Anfragen

Bericht aus der Ratssitzung Oktober 2023

Geflüchtetenunterkünfte werden ausgebaut

Rechtsextremistische und völkische Hetze durch die AfD

 

Mit einer Dauer von nur 2,5 Stunden war es eine außergewöhnlich kurze Ratssitzung. Dafür wird die Sitzung im November um so länger.
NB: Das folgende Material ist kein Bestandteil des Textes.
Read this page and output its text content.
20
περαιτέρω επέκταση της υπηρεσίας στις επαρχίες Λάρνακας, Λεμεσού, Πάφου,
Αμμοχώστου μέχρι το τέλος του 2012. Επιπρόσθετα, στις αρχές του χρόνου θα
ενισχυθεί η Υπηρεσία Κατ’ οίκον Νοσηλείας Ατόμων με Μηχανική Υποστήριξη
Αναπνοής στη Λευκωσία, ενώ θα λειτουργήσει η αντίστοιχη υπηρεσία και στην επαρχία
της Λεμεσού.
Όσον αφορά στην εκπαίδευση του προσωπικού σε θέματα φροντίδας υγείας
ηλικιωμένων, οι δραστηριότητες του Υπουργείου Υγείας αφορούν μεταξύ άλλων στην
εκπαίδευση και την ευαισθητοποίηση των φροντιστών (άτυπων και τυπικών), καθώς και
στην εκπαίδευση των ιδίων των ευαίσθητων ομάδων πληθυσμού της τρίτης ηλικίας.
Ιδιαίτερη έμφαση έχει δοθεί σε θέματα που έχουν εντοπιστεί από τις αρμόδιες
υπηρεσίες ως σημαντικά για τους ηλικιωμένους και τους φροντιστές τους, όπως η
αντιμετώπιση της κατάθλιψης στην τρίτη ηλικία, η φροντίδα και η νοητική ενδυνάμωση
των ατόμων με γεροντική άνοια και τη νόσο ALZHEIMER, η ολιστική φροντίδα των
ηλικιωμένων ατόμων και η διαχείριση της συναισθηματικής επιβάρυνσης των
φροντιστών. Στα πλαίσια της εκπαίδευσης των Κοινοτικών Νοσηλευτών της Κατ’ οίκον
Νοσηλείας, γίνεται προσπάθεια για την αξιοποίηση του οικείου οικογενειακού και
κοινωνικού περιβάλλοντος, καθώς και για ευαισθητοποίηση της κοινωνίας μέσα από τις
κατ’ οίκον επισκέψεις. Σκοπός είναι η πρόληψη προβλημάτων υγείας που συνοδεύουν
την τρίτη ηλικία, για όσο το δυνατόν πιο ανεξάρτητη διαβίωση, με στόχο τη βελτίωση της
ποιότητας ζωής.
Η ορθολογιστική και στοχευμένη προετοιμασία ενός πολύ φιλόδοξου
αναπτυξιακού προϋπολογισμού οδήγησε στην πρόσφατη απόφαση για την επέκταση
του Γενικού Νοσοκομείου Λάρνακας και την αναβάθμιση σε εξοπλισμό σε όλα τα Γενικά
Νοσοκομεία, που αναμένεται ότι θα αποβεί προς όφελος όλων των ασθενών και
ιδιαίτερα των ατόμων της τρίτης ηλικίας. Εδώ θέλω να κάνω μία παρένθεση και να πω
Dann wird der Haushalt verabschiedet und  viele große und zum Teil auch strittige Themen werden auf der Tagesordnung sein, wie z.B. die Verbesserung der Sicherheit auf der Fahrradstraße Rüttenscheider Str., das Handlungskonzept gegen Rechtsextremismus und Rassismus, das Klimafolgen-anpassungskonzept und möglicherweise der Ausbau des RWE-Stadions.

Die Mehrzahl der Plätze in den sechs Behelfseinrichtungen für Geflüchtete fallen in den nächsten Jahren aus verschiedenen Gründen weg. Gleichzeitig muss die Stadt mit mehr Geflüchteten rechnen. Um darauf vorbereitet zu sein und Ersatz für die wegfallenden Plätze zu schaffen, hat der Rat der Stadt gestern - nur gegen die Stimmen der AfD - die Anmietung zweier Objekte im Bezirk I an der Franziskanerstr. und an der Königgrätzstr. zur Nutzung als Geflüchtetenunterkunft beschlossen.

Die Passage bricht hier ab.